All bacterial, plant, and animal cells must cope with rapid changes in their environment, including exposure to elevated temperatures, heavy metals, toxins, oxidants, and bacterial and viral infection, by a rapid and often dramatic change in the patterns of gene expression, resulting in the elevated synthesis of a family of heat shock proteins and molecular chaperones (Lindquist and Craig 1988; Morimoto et al. 1990). Heat shock proteins ensure survival under stressful conditions, which if left unchecked, lead to irreversible cell damage and untimely cell death.

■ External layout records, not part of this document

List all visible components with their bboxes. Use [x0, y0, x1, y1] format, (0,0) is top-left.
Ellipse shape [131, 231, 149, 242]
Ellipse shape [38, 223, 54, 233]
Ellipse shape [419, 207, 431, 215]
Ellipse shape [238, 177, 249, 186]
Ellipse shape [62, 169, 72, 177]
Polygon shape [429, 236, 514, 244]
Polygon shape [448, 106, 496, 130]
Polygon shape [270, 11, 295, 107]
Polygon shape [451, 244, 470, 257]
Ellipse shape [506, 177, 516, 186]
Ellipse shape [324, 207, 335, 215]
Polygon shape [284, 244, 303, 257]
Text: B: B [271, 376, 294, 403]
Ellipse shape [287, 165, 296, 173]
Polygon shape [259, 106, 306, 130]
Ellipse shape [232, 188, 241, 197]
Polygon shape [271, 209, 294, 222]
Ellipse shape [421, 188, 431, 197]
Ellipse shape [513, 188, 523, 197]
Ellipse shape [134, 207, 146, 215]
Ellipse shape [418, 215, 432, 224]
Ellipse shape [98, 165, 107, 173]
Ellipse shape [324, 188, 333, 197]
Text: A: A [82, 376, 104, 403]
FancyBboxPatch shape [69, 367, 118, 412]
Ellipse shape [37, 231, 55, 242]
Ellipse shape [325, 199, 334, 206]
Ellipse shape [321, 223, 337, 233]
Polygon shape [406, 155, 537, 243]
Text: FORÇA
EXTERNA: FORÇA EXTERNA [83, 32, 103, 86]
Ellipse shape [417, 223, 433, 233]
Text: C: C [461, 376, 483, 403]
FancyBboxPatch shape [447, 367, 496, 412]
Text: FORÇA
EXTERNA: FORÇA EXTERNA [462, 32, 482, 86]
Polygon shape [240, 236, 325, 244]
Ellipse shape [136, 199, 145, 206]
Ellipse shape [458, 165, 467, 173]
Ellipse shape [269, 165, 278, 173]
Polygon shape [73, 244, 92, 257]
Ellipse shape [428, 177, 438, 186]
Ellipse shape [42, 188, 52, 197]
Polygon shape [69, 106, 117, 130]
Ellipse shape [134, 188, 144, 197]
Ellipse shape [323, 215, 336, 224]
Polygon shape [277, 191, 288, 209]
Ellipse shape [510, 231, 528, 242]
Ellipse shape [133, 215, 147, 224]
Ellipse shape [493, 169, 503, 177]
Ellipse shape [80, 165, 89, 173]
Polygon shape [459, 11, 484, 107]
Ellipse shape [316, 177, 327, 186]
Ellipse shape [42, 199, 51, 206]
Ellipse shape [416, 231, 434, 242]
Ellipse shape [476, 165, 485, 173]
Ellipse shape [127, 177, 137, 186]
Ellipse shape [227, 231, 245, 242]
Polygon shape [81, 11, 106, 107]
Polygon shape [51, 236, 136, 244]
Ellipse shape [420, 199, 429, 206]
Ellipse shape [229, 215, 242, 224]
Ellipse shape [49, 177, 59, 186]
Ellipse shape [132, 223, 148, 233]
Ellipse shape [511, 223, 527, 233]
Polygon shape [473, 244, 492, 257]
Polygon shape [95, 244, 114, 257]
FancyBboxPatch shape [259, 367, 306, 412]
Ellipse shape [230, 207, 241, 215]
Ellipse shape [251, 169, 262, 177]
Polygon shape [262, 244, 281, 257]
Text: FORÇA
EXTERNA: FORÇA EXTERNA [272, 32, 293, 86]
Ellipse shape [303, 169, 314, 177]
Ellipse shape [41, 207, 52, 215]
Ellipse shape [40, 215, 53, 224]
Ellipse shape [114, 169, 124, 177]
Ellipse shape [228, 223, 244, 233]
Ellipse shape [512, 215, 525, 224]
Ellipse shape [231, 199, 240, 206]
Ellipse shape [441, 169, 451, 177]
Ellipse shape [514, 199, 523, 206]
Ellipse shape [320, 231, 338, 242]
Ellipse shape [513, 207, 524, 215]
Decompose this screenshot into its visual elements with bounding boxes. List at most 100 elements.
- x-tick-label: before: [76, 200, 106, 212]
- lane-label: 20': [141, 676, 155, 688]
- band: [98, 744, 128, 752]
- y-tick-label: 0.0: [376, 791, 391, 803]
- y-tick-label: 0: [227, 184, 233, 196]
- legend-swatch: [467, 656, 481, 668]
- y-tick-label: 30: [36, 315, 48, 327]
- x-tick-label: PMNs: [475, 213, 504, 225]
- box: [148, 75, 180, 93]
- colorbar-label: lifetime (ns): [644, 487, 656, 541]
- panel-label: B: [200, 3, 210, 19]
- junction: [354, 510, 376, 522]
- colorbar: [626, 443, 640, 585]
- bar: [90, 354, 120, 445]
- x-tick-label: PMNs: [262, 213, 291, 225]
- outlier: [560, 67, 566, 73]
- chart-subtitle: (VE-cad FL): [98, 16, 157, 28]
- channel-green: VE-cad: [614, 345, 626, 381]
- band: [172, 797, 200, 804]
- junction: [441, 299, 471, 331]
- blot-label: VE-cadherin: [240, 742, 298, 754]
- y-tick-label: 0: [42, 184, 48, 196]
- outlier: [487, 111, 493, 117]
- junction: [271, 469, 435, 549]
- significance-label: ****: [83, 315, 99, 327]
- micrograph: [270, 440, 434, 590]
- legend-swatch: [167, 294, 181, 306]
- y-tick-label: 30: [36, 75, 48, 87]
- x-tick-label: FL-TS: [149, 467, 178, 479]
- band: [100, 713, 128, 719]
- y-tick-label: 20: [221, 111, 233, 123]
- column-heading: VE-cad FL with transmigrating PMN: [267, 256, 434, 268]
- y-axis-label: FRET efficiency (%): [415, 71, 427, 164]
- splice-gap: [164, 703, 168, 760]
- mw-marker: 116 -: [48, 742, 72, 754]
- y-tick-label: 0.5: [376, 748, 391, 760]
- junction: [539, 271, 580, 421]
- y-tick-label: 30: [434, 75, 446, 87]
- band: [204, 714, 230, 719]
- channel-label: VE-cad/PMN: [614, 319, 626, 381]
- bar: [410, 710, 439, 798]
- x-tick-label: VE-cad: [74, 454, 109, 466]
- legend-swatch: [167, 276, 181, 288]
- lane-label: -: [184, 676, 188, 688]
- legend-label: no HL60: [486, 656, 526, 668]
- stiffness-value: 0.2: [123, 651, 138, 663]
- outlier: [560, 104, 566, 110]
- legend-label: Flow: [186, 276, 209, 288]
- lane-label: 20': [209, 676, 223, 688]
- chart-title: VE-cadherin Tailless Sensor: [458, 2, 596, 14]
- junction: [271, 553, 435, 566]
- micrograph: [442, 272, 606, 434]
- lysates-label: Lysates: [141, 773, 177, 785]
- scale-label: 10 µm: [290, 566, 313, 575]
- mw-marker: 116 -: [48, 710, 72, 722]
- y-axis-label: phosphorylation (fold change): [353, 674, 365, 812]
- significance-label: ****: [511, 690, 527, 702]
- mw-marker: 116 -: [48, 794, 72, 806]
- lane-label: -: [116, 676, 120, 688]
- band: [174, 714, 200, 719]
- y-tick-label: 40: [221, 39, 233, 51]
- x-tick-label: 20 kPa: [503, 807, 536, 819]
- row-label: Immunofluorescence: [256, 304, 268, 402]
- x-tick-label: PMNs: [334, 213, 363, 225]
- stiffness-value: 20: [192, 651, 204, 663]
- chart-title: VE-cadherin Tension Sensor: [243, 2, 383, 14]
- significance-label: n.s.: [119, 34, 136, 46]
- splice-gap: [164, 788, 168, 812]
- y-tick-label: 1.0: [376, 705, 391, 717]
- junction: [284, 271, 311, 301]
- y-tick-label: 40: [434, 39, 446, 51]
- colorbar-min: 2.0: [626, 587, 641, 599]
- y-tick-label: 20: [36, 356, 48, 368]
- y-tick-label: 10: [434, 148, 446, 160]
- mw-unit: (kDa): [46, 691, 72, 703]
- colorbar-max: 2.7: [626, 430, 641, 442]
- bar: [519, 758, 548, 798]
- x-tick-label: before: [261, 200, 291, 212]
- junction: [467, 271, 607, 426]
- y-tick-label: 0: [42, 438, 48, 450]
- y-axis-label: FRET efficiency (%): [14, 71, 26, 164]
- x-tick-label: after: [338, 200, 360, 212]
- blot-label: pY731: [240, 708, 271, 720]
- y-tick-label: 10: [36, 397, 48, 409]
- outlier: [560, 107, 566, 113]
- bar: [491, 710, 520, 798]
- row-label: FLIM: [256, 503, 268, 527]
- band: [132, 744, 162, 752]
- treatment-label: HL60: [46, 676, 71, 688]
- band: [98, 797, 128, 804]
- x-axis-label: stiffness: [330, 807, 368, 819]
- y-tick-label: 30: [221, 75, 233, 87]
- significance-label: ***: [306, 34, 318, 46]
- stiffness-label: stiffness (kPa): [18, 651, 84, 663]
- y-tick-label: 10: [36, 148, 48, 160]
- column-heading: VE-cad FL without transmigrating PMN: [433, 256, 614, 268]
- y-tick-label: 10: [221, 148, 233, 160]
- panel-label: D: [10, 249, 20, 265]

They have essential roles in protein biosynthesis, specifically in the synthesis, transport, and translocation of proteins and in the regulation of protein conformation, and are also referred to as molecular chaperones (Craig et al.; Langer and Neupert; Brodsky and Schekman; Gething et al.; Dice et al.; Hightower et al.; Georgopoulos et al.; Frydman and Hartl; Randall et al.; Willison and Kuboda; Bohen and Yamamoto; all this volume). Heat shock proteins constitute a surprisingly large fraction of the protein within a cell, amounting to 5–10% of the total protein mass in cells growing under ambient conditions. Yet, despite their abundance, the genes encoding heat shock proteins are rapidly induced in response to stressful conditions. The consequence of this genetic switch, which is activated in response to a perturbation of the physiological state of the cell, is the elevated expression of constitutively expressed heat shock proteins and the de novo induction of heat shock genes that are expressed primarily in response to stress.